Na presente coluna vamos enfrentar a questão à luz do direito brasileiro. Como sabido, a corresponsabilidade do lesado é instituto consagrado em âmbito extracontratual, previsto expressamente no art. 945, do Código Civil. A questão a analisar é se, em âmbito contratual, é possível reconhecer como juridicamente relevantes situações em que devedor e credor concorrem culposamente para o evento danoso, de modo a haver uma corresponsabilidade entre as partes e consequente redução do valor da indenização do lesado.
Nesta empreitada, vamos primeiramente verificar se já há manifestações da corresponsabilidade do lesado no direito brasileiro e, em seguida, analisar possíveis obstáculos ao reconhecimento do instituto.
Expressões da corresponsabilidade do lesado no direito contratual
Feita uma varredura nas principais leis e na jurisprudência do STJ, verificou-se que já existem manifestações reconhecidas de corresponsabilidade do lesado no direito brasileiro. De um lado, na Consolidação das Leis do Trabalho encontra-se previsão legal acerca de situação, no contrato do trabalho, em que empregador e empregado concorrem culposamente para a rescisão do contrato: "Art. 484. Havendo culpa recíproca no ato que determinou a rescisão do contrato de trabalho, o tribunal de trabalho reduzirá a indenização à que seria devida em caso de culpa exclusiva do empregador, por metade."
Além disso, encontram-se pelo menos duas decisões do STJ em que há referência expressa à aplicação da corresponsabilidade do lesado ("culpa concorrente") ao campo contratual: REsp 1615977/DF, Rel. ministro Marco Aurélio Bellizze, Terceira Turma, julgado em 27/09/2016, DJe 07/10/2016 e REsp 1581075/PA, Rel. Ministro Moura Ribeiro, Terceira Turma, julgado em 19/03/2019, DJe 22/03/2019.
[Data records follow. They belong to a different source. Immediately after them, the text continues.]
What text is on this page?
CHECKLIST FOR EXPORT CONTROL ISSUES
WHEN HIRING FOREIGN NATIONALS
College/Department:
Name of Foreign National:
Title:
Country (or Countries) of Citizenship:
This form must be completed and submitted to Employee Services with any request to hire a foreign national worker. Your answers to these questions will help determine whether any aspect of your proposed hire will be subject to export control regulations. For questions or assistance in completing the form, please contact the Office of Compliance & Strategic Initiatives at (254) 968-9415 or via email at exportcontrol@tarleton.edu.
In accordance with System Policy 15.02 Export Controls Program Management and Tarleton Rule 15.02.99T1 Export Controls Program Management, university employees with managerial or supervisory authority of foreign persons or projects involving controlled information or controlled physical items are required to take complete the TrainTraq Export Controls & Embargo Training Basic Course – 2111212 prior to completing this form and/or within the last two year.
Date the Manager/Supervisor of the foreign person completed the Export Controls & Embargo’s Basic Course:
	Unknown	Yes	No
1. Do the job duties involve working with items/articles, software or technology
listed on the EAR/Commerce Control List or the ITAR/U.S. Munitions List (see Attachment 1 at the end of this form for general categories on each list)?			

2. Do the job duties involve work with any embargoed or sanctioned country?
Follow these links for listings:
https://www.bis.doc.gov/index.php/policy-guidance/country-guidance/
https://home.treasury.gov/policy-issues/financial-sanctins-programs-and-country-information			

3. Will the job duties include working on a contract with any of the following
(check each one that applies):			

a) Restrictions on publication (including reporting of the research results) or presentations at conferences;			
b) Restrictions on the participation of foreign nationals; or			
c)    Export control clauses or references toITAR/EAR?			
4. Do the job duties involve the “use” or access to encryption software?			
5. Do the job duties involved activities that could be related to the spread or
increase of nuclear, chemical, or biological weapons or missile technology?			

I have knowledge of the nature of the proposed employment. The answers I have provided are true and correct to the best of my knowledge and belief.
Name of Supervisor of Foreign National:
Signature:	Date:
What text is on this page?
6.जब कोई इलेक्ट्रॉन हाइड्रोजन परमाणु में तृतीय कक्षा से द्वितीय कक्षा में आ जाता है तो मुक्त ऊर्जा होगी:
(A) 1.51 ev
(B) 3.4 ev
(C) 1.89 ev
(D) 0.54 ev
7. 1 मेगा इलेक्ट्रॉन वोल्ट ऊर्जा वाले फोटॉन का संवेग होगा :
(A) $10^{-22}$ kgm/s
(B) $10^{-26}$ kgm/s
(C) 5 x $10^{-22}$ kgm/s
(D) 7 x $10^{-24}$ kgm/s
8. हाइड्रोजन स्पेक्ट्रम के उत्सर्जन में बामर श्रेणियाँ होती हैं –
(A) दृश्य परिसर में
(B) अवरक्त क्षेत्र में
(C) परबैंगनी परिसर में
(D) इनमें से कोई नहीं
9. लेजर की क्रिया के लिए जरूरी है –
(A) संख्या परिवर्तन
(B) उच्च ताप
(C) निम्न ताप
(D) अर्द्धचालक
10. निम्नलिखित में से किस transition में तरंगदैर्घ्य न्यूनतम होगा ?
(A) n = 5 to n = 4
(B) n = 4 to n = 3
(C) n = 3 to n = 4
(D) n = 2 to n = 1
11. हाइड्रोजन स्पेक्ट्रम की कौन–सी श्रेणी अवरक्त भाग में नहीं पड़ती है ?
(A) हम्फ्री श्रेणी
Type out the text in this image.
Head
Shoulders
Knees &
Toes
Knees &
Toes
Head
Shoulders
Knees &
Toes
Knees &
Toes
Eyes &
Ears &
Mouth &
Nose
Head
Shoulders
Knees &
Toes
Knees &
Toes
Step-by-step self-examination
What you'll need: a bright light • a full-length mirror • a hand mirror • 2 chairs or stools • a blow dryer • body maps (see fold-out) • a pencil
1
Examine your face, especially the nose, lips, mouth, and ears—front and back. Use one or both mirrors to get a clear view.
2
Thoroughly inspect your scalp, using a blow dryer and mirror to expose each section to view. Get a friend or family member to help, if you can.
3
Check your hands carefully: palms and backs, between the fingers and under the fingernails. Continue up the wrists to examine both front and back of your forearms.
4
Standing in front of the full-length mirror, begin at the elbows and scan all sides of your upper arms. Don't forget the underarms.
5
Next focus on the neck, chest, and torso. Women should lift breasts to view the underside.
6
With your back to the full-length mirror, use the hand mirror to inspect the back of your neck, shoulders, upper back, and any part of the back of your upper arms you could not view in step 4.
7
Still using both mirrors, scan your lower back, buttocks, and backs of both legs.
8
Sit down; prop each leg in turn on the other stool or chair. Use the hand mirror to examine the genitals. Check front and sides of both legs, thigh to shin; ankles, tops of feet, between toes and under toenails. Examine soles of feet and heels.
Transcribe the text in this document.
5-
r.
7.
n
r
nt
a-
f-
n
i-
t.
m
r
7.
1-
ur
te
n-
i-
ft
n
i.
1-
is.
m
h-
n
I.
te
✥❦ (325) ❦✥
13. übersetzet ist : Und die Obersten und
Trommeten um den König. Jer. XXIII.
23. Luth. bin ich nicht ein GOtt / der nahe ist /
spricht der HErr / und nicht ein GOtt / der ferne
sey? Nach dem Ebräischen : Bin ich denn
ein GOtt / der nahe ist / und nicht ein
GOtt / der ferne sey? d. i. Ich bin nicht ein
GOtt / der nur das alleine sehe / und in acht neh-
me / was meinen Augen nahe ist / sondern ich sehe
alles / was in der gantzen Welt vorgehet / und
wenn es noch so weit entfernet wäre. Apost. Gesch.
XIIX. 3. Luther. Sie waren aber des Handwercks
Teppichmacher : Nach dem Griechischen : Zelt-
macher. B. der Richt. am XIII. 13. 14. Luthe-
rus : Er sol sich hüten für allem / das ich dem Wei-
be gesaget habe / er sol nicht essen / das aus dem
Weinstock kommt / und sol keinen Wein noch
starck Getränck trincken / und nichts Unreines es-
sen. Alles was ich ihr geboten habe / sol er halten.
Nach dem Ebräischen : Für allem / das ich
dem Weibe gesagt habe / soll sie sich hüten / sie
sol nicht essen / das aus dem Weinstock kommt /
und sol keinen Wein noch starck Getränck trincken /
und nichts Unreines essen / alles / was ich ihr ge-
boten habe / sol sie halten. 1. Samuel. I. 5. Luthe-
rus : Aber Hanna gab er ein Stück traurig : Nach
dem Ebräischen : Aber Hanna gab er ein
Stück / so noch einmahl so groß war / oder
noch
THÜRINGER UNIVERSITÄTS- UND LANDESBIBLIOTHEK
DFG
Possíveis obstáculos; superação
Há dois possíveis obstáculos para o reconhecimento da corresponsabilidade do credor. O primeiro é a concepção tradicional segundo a qual o credor não responde pelos danos que a sua mora causar ao devedor. Por todos, podemos ilustrar essa posição pela pena de Clóvis Beviláqua: "o Codigo Civil brasileiro, seguindo a doutrina do alemão, obriga-o, somente, a pagar as despesas de conservação, porque não associa á móra accipiendi a culpa. Se ocorrer algum damno ao devedor, depois da mora do credor, este não responderá por ele, se lhe não tiver dado causa por acto seu."2
Este obstáculo encontra-se superado, todavia. A percepção sobre a situação jurídica do credor alterou-se ao longo do século XX. Se no início do século passado imperava entre a noção de que o credor era inteiramente livre em relação ao pagamento do devedor, atualmente vigora na doutrina3 e na jurisprudência4 percepção distinta: a de que, com base na boa-fé (art. 422, CC), o credor tem o dever de cooperar com o devedor no pagamento. Há ainda a posição daqueles que veem o credor como titular da incumbência ou ônus jurídico de cooperar, sob pena recaírem sobre si certas desvantagens jurídicas5.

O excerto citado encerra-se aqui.